マチス

季節は、冬。

錫色の空からは、真っ白な雪が、まるでじょうろで水をやっているかのように降ってきている。

「雪か……」

窓から見える景色がだんだんと白く染まっていくのを見て、マチスはつぶやいた。

戦場――。

錫色の空からは、雪と共に無数の爆弾が降ってくる。

いや、空が降らせたのではない。敵軍の飛行機が降らせたのだ。

誰かが死ぬたび、敵軍の兵士の言葉が聞こえる。

異国の言葉なのでほとんどわからないが、確かに喜んでいるようだった。

たくさんの軍人の苦しみの声が聞こえる。

家族の名を呼ぶ者、大声で泣く者。

しかし、そう苦しみ死んでいった者は、降り積もる雪に隠されていく。

一体、何の為に戦争をしているのか――そんな事は、もう忘れていた。

とにかく、敵を倒さなければならない――それだけだ。

「皆、狂ってる――」

そうつぶやいたのは、あろう事にカントーの陸軍の将官――マチスであった。

側に居るビリリダマは、ストーブの代わりだろうか。

その横で、短い茶髪の男もうなずく。

「この戦争はカントーが負ける。……間違いない」

雪は、止まない……。

そして、また、次の冬が来た。

マチスは、鞭を持った金髪の男たちに囲まれ、ただひたすらに働いていた。

一日十五時間。少しでも手を休めると、男たちはすぐに鞭を振るう。

そして、その金髪の男たちの中に、短い茶髪の彼も居た。

同じ軍服を着て、同じ鞭を持って。

彼は、少し怯えたような目でマチスを見る。

裏切ったんじゃない……しかたがなかったんだ、とでも言うように。

ポケモンさえも奪い取られた。

マチスの電気ポケモンは、発電に使われた。

すでに、あの時のビリリダマはマルマインに進化していた。

また、ちょうどこの頃、カントーがようやく降伏し、戦争も終わりを告げた。

しかし、マチスはそれを知らない。

春は思ったよりずっと遠くにあった……。

そして、また冬が過ぎ、ようやく春が来た。

マチスは、船に乗ってカントーへと帰ってきた。

しかし、隣には誰も居ない。

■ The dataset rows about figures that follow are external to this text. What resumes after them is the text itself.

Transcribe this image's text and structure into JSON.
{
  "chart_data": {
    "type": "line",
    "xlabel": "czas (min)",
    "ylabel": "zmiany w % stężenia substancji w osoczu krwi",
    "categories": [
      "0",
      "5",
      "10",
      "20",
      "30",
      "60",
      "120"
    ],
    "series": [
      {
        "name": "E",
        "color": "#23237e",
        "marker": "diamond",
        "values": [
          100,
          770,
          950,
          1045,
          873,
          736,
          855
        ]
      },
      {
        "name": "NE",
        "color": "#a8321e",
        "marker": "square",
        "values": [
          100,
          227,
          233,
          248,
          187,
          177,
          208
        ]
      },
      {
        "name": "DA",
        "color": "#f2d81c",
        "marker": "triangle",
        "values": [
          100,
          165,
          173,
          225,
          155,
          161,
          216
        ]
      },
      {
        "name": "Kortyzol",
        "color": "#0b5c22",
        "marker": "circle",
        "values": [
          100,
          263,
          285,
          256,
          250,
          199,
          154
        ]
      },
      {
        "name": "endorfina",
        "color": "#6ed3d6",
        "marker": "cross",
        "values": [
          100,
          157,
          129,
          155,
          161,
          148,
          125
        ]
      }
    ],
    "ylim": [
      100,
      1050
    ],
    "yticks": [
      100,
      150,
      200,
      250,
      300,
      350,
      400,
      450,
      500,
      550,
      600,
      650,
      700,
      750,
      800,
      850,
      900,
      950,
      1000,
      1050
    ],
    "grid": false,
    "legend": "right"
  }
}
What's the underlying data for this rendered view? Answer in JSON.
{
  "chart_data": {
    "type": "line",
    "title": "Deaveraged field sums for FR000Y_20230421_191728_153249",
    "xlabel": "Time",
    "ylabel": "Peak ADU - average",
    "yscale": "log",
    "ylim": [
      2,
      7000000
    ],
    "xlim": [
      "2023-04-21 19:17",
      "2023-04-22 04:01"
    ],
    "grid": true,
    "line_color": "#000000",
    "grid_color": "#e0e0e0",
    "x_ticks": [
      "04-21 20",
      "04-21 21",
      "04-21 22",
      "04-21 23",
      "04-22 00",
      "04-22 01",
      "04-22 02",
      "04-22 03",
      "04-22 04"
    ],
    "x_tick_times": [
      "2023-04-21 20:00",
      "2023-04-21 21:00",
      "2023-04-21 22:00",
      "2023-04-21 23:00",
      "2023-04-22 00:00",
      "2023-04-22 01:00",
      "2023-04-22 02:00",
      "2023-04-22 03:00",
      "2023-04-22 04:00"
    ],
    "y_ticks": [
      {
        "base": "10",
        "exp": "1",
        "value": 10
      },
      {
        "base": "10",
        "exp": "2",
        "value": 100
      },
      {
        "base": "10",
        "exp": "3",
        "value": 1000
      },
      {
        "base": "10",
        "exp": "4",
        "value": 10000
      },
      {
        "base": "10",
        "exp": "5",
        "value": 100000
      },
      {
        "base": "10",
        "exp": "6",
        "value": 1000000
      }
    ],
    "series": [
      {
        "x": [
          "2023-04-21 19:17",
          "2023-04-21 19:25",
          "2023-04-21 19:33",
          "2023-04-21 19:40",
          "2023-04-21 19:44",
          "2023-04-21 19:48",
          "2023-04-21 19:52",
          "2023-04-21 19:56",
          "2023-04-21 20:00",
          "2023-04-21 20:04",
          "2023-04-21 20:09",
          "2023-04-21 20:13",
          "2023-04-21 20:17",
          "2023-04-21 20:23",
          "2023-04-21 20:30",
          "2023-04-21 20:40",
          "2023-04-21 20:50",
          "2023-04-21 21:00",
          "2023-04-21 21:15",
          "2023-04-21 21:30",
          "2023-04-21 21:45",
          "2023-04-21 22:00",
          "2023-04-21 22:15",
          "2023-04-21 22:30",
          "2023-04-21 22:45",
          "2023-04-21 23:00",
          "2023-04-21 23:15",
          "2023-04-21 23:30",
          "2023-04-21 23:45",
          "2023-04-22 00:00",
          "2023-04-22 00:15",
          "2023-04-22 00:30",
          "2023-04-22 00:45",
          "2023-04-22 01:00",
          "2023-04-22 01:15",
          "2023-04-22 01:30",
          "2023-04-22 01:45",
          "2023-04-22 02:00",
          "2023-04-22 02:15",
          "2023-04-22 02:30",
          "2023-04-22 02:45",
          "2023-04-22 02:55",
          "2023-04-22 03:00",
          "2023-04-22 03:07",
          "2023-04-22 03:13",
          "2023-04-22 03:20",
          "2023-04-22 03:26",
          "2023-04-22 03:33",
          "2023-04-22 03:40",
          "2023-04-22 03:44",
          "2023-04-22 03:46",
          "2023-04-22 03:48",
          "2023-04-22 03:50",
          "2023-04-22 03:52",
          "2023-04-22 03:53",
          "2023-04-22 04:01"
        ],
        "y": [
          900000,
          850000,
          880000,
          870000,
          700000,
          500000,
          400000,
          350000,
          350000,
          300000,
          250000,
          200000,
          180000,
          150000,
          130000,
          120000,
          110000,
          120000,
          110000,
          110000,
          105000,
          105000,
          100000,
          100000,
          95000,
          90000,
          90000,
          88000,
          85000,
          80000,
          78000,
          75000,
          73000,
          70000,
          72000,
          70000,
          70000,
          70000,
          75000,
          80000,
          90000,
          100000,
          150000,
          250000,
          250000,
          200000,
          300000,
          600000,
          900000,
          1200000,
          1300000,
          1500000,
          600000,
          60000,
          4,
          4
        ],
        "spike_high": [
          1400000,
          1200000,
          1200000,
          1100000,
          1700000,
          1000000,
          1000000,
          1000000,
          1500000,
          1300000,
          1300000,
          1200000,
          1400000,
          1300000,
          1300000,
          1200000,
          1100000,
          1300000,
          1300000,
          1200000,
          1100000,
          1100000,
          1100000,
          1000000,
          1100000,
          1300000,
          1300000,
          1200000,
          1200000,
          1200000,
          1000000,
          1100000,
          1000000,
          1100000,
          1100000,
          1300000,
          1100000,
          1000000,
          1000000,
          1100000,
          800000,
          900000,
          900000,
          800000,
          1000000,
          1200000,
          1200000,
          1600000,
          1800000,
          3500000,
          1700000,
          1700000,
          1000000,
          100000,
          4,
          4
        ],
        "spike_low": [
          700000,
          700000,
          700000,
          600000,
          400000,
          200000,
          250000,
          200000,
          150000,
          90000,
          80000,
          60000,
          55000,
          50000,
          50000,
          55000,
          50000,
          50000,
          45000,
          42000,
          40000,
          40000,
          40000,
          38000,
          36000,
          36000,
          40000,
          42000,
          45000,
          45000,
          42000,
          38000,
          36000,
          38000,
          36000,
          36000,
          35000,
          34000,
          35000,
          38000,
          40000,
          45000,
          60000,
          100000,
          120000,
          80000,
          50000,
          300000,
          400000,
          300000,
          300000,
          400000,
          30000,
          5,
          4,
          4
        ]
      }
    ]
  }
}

無事に戦場から帰ってこれたのは、マチスだけだった。

「春とはいえ、まだまだ寒いな……」

マチスはつぶやいたが、それは気のせいだったのかもしれない。

また冬が何度も過ぎ去っていった。

そして、今の季節は、冬。

だが、あの地の冬とは比べ物にはならない。

やっぱり、カントーの冬は暖かいな――マチスは、改めてそう思ったのだった。